En mijournée, on ne signalait aucun établissement secondaire ni public ni privé où les cours ont effectivement repris. Plusieurs sous-préfets de la région ont pu se rendre à l’évidence que l’appel au retour en classe des membres du gouvernement n’a pas été entendu, au terme des visites qu’ils ont effectuées dans ces structures. Les enseignants présents ne s’occupaient pas des élèves. Excédés par deux mois de séjour à la maison, de nombreux parents souhaitent que l’école recommence.
La politique du gros bâton
Le 19 janvier 2017, Jean Ernest Ngalle Bibehe, le Minesec s’est fendu d’un communiqué largement relayé par la Crtv, la radio d’Etat, dans lequel il donnait des assurances sur les mesures de sécurité prises par les autorités administratives pour protéger ceux qui voulaient se rendre à l’école. Et en filigrane, l’on sentait poindre à l’horizon des sanctions contre les enseignants-fonctionnaires notamment, qui ne reprendraient pas le travail ainsi que les proviseurs et autres qui se rendraient complices de blocages.
Un « rapport quotidien » des bonnes mesures prises est attendu. Le Délégué régional des Enseignements secondaires du Nord Ouest et ses inspecteurs avaient déjà réfléchi à des mesures devant permettre de rattraper les cours : extension de la journée de cours de 7h30 à 17h, cours de rattrapage les samedis de 7h30 à 13h, occupation des congés de pâques, etc. Quid du coût de ces aménagements ? Jacques Fame Ndongo à son tour sommait les responsables des universités de prendre des dispositions pour faire marcher leurs institutions.
Le Secrétaire Général du comité central du Rdpc, Jean Nkuete est entré dans leur suite pour susciter la création dans les sections du parti au pouvoir des « groupes de soutien » à ceux qui veulent travailler. Peine perdue. La mayonnaise du lundi n’a pas pris. Dans les rangs des enseignants cependant, une ligne de fracture se fait sentir entre les fonctionnaires et les agents du privé qui connaissent des problèmes pécuniers depuis le début du débrayage. Hors des campus, la ville de Bamenda était morte.
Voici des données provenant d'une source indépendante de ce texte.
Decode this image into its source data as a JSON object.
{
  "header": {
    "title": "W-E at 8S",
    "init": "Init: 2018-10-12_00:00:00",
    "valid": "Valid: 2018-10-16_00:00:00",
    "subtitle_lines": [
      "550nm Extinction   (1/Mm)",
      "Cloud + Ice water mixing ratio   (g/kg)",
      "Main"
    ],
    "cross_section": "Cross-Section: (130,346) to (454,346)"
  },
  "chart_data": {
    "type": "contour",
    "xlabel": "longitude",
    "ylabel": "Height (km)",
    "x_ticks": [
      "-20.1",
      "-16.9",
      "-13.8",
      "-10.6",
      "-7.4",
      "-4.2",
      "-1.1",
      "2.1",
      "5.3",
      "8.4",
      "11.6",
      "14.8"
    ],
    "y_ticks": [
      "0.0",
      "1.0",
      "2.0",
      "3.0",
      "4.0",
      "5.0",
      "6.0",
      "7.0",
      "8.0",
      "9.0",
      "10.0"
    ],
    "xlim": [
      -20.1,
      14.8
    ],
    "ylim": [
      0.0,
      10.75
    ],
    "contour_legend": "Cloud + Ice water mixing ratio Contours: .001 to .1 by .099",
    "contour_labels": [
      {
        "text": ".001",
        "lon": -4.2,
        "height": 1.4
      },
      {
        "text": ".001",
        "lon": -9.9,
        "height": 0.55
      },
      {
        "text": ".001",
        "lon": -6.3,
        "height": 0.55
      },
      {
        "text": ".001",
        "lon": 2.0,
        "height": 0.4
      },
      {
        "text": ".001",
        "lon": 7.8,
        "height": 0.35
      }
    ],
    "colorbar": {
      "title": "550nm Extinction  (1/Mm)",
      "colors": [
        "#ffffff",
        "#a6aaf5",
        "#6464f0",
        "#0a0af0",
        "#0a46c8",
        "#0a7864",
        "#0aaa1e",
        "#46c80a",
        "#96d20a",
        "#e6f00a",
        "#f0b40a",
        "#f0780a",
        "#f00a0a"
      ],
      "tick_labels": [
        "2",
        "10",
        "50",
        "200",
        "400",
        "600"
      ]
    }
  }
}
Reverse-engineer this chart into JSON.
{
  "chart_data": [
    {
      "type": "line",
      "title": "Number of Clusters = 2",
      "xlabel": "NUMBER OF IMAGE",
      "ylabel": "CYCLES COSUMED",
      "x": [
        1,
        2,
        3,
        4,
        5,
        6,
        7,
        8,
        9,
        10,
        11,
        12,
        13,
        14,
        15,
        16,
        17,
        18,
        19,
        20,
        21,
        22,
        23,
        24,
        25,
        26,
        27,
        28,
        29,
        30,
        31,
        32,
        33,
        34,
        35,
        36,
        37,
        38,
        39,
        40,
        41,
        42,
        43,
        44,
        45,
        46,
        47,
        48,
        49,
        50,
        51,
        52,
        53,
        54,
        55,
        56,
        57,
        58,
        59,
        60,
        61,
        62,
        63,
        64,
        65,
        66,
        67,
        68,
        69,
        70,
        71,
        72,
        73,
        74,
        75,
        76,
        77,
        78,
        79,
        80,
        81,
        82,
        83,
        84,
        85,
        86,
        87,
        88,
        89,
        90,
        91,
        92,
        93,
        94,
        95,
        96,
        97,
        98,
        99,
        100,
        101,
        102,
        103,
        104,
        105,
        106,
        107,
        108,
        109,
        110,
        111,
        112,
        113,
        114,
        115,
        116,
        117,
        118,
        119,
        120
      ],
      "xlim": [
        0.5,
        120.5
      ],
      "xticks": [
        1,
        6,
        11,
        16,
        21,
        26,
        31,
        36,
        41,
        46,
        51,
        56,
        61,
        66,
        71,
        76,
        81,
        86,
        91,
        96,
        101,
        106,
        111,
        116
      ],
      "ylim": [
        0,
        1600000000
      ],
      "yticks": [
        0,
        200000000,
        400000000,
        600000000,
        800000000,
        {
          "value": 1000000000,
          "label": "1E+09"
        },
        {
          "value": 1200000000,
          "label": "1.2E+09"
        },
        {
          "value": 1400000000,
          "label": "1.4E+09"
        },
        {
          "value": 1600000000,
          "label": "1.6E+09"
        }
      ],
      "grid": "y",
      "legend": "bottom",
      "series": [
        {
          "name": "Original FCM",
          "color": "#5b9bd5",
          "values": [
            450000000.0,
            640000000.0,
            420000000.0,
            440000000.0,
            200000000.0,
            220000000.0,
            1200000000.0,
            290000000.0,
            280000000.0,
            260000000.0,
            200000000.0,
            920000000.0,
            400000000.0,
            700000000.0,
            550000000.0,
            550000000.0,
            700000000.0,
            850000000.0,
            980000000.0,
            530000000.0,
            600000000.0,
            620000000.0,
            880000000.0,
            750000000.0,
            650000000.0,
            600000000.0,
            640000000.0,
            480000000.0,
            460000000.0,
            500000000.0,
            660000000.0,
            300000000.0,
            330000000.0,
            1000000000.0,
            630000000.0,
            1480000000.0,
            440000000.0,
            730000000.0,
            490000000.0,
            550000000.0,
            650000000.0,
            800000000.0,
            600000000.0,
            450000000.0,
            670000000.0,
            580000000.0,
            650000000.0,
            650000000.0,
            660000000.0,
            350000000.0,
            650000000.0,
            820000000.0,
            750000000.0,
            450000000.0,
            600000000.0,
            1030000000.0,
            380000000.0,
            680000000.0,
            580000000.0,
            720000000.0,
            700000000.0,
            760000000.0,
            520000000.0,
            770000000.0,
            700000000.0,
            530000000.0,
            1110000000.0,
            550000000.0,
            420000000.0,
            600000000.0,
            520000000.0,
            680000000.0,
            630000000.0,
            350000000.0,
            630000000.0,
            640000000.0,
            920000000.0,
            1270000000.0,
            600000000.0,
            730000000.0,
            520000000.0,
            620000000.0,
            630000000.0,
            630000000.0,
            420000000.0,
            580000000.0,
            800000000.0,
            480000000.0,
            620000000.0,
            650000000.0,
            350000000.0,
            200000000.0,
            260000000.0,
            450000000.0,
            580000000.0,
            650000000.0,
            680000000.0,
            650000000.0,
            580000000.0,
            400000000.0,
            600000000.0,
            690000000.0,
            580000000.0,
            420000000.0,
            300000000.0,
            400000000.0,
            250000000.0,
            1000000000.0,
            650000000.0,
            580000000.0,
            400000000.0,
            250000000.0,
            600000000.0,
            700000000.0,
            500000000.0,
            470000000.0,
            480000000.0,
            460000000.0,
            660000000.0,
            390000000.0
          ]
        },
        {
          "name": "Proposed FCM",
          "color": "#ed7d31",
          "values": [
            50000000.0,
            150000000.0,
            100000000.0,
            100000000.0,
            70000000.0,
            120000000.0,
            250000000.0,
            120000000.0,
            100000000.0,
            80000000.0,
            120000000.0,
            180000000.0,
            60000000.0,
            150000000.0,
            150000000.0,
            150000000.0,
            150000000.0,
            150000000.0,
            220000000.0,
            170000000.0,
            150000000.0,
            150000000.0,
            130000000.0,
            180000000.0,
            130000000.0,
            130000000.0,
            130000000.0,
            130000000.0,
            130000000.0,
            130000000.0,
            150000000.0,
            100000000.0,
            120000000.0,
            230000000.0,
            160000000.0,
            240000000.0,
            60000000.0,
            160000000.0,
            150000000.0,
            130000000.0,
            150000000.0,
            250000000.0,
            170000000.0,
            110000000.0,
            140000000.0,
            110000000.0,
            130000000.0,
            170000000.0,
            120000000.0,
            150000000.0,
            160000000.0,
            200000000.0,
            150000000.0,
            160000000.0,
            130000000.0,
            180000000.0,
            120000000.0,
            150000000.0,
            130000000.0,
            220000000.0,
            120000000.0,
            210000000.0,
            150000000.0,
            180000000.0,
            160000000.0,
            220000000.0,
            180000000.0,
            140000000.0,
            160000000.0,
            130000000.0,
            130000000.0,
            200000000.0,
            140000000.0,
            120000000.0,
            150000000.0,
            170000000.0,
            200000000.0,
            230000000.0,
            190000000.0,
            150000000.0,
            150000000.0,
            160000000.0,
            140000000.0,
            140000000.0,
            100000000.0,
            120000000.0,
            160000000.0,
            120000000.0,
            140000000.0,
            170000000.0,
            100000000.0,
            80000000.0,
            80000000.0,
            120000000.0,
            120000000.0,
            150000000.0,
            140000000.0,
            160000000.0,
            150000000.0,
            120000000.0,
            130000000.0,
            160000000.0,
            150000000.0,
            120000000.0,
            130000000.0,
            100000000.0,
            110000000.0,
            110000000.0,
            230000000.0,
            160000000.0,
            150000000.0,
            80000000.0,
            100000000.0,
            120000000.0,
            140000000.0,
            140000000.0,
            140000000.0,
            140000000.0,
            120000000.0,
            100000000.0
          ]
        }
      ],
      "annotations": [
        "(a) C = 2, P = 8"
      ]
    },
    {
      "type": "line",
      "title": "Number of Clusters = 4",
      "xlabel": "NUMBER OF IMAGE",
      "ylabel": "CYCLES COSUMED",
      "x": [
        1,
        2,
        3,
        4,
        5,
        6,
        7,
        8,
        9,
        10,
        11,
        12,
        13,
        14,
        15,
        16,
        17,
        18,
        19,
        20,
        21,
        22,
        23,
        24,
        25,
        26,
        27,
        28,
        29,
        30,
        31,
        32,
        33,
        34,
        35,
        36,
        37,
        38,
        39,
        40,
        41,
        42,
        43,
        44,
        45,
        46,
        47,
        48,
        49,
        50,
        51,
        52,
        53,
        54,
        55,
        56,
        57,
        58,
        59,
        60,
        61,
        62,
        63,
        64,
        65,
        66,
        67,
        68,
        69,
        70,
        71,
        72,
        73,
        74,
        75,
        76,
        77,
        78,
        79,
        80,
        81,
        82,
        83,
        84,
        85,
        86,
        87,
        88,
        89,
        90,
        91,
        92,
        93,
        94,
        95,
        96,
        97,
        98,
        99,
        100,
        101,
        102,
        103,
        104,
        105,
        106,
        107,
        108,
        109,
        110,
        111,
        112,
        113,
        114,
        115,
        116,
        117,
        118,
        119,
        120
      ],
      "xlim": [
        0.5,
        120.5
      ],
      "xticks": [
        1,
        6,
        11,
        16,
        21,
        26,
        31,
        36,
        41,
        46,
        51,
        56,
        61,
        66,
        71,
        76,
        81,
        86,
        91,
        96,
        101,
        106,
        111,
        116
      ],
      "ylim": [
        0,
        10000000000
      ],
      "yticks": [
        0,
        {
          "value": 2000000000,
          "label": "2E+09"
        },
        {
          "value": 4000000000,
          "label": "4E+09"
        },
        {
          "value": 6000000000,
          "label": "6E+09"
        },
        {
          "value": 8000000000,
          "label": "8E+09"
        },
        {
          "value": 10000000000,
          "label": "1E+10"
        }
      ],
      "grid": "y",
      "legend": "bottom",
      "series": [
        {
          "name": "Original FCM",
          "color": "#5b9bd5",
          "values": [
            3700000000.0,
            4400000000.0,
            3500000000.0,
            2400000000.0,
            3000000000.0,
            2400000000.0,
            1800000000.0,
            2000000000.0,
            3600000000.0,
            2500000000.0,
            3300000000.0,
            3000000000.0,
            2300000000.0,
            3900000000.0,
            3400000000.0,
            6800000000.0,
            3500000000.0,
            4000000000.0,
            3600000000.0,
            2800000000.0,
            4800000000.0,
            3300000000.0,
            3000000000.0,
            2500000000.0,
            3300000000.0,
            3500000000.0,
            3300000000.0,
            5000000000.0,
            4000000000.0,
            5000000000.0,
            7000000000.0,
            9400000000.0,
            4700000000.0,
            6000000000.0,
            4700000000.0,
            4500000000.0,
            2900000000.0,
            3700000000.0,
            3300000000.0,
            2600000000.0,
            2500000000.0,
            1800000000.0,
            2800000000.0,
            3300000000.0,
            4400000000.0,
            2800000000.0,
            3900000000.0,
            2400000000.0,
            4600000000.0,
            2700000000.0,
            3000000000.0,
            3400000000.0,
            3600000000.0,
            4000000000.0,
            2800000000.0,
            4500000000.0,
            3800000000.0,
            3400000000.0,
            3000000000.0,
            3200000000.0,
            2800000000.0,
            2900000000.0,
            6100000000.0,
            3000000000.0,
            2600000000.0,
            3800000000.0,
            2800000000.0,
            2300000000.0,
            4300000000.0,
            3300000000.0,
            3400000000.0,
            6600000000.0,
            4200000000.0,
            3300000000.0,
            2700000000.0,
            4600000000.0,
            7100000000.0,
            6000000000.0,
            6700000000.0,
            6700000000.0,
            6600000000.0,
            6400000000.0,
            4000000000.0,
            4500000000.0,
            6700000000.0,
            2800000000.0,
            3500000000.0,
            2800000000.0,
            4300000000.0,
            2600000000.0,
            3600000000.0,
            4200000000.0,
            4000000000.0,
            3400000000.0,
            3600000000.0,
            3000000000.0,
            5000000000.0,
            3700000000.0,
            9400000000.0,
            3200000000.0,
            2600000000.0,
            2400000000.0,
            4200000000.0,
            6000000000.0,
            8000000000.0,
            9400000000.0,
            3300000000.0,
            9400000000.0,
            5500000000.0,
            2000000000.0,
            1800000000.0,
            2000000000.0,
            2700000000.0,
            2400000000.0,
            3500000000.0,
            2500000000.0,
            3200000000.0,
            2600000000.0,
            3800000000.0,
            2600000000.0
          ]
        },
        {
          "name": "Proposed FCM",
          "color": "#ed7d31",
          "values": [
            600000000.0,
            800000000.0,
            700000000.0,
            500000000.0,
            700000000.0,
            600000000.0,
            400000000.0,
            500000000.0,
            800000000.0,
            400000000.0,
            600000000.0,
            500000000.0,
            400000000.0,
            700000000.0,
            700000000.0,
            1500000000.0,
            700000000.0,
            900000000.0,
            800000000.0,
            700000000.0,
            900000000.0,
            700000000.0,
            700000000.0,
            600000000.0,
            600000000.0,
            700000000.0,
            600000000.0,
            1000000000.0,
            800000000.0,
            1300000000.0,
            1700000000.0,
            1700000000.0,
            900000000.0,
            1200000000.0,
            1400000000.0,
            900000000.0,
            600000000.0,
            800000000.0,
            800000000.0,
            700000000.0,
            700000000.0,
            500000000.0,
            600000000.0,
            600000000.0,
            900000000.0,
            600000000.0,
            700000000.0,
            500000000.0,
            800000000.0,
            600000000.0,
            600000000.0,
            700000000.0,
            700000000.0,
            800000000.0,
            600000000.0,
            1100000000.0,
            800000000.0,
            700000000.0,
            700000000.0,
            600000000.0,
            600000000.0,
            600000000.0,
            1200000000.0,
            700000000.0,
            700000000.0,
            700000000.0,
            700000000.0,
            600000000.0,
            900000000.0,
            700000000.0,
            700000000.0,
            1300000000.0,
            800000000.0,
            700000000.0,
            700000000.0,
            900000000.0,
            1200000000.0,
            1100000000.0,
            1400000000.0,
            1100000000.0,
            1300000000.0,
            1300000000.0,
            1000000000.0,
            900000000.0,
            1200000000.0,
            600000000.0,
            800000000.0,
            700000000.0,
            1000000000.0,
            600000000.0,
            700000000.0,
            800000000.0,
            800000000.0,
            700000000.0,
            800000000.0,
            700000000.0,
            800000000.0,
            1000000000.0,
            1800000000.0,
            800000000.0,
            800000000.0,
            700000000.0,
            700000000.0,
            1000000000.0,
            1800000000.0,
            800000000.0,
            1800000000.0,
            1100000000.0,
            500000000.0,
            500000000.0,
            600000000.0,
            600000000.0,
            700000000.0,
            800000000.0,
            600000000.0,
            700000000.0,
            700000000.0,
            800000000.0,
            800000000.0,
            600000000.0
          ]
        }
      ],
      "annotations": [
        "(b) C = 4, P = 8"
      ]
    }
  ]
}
Les commerces sont restés fermés. Seuls des véhicules des particuliers et des forces de l’ordre circulent. Les activités sont du reste très perturbées par la rupture de la connexion Internet. Les banques ainsi que tous ceux qui utilisent cette technologie pour fonctionner connaissent de sérieux blocages. Durant le week-end et malgré l’interdiction du Consortium des associations de la société civile du Cameroun anglophone par un arrêté du ministre de l’Administration territoriale et de la décentralisation (Minatd) des messages téléphoniques et des tracts ont encore circulé, mettant en garde les populations contre une quelconque précipitation vers les salles de classe.
L’un d’eux, signé de Marcellus Nfecho, fixe la priorité à la libération des enseignants et des élèves. Un ultime texte de Me Félix Nkongho, le président du consortium dissout qui est incarcéré nomme Tapang Ivo et Mark Bara, des « leaders » vivant aux Etats Unis, comme nouveaux dirigeants. De deux jours (lundi et mardi), les « journées de désobéissance civile » passent à trois (lundi, mardi et mercredi) à compter du 23 janvier et ce, durant un mois.